Since you are using Gnome, you probably should keep those use flags. We do differ on fuse and samba.

Yes, I would try adding fuse to the  package use flags and reemerging "emerge -a1v gvfs" Does your kernel support FUSE?

Or as a quick test without modifying package.use "USE+=" fuse" emerge -a1v gvfs"

----------

## mrl4n

My kernel support fuse, before last upgrade all worked fine.

With the new USE (I added nfs and fuse) now I can see my windows network but not the disk...during the boot I read mount /dev/sde1, in the shell I can see files in, but in gnome I can't.  :Sad: 

----------

## Tony0945

 *mrl4n wrote:*   

> My kernel support fuse, before last upgrade all worked fine.
> 
> With the new USE (I added nfs and fuse) now I can see my windows network but not the disk...during the boot I read mount /dev/sde1, in the shell I can see files in, but in gnome I can't. 

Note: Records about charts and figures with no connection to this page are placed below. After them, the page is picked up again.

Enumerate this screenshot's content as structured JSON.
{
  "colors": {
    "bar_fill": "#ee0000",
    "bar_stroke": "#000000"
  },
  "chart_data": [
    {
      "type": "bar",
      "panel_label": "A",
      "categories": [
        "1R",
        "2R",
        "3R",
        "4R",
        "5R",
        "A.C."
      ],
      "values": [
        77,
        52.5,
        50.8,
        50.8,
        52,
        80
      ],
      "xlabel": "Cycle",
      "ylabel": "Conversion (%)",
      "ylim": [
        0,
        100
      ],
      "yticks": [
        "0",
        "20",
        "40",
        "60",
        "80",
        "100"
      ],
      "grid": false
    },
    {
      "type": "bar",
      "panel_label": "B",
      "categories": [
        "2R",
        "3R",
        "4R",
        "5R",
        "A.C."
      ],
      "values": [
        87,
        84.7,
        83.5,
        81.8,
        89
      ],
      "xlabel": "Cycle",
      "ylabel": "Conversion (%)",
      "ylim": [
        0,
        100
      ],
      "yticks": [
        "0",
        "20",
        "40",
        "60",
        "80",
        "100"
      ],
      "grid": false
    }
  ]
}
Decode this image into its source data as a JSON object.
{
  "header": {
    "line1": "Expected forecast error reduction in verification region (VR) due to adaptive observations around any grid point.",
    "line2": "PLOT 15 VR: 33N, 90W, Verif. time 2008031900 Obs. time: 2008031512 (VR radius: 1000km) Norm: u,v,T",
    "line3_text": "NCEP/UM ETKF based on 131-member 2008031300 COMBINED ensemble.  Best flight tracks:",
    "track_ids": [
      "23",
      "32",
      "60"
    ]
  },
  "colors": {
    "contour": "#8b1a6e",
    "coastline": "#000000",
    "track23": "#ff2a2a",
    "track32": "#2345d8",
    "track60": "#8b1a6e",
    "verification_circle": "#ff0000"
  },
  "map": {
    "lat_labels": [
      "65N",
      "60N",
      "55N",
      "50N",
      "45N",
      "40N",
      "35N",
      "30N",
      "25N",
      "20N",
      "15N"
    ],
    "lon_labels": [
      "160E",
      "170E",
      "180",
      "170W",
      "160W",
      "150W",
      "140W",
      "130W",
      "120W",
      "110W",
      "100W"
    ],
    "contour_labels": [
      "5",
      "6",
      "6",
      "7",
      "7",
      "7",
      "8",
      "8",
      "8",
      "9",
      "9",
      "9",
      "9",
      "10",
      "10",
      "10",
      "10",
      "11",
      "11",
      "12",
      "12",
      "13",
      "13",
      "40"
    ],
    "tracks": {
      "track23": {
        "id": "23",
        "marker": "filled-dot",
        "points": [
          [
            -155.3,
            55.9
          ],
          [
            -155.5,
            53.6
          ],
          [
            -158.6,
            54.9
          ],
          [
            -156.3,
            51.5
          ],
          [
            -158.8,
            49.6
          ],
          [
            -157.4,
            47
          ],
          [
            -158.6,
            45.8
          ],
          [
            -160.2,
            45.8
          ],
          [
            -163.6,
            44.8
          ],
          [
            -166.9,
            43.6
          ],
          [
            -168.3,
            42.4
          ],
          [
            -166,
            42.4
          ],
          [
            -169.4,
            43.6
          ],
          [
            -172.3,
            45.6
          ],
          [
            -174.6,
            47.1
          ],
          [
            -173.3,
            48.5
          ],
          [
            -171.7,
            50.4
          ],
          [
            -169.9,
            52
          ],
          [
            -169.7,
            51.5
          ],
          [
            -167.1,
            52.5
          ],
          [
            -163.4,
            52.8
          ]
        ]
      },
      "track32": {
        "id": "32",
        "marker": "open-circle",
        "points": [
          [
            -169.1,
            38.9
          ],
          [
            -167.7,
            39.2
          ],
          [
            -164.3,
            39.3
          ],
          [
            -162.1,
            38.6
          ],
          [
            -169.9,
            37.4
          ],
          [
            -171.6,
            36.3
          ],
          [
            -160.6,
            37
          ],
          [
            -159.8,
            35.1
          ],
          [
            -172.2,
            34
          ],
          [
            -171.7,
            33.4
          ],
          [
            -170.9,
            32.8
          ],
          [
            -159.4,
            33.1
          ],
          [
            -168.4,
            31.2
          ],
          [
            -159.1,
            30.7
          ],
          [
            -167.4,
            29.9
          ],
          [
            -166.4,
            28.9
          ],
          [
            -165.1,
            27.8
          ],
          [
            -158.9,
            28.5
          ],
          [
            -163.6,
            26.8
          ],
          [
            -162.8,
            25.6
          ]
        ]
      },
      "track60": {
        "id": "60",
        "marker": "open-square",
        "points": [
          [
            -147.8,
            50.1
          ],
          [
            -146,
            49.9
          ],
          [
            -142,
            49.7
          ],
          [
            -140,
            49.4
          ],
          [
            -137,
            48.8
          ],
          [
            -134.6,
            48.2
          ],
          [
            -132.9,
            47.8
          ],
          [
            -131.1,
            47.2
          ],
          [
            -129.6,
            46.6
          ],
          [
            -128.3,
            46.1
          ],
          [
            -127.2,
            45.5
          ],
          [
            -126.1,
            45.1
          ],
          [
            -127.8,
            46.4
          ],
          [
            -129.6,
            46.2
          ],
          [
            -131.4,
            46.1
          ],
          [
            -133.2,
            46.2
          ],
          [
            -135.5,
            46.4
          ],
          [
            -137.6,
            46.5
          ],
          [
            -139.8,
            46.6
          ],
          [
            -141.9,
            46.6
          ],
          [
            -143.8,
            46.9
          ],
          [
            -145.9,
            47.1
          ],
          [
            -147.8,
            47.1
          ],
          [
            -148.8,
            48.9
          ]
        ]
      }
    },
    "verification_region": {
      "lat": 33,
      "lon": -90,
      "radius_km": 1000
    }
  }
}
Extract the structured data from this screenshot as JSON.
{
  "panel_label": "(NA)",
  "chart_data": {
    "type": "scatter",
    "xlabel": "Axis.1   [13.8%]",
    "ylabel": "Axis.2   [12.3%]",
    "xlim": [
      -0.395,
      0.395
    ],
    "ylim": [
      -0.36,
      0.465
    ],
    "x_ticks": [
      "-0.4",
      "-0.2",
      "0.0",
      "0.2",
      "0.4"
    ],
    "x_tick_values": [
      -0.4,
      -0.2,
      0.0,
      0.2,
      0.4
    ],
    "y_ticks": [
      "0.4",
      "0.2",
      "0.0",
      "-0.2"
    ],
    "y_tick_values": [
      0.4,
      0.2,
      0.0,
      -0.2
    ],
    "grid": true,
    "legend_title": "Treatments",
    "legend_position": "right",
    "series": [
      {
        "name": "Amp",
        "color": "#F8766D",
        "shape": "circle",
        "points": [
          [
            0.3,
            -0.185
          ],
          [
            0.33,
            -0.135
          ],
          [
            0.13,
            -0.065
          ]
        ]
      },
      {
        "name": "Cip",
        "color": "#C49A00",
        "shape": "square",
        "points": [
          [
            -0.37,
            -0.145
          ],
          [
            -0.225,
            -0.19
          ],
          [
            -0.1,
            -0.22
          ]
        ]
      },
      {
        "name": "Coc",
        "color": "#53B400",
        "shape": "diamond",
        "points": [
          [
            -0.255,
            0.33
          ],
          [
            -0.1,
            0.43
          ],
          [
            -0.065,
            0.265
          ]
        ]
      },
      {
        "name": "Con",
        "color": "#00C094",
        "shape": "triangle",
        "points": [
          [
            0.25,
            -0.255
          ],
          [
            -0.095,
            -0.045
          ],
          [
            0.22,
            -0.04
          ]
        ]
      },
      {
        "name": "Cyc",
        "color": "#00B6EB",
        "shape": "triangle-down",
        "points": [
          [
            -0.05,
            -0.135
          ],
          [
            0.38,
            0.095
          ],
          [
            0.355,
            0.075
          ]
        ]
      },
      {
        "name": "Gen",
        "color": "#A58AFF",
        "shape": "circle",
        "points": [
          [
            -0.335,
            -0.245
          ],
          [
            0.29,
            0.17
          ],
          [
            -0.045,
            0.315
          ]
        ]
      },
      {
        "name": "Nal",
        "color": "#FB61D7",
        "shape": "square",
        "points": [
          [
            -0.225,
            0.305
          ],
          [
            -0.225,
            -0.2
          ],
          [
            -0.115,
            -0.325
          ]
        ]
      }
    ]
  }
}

 It's got to be something with Gnome and/or systemd. Sorry, I can't help, but I left Gnome over systemd and that ugly Windows 8 interface. Real Linux sees your disk, but Gnome doesn't.

----------

## mrl4n

I don't understand the difference between two identical disks; dev/sdb it's a windows archive, like dev/sde.

In the fstab I mount to boot /dev/sde and I can't see it in gnome; dev/sdb is mounted by hand when needed and it is in the disks list in gnome

If I modify in fstab dev/sde like dev/sdb settings, I've an error during boot and system don't mount the disk...   :Mad:   :Mad:   :Mad:   :Mad:   :Mad: 

----------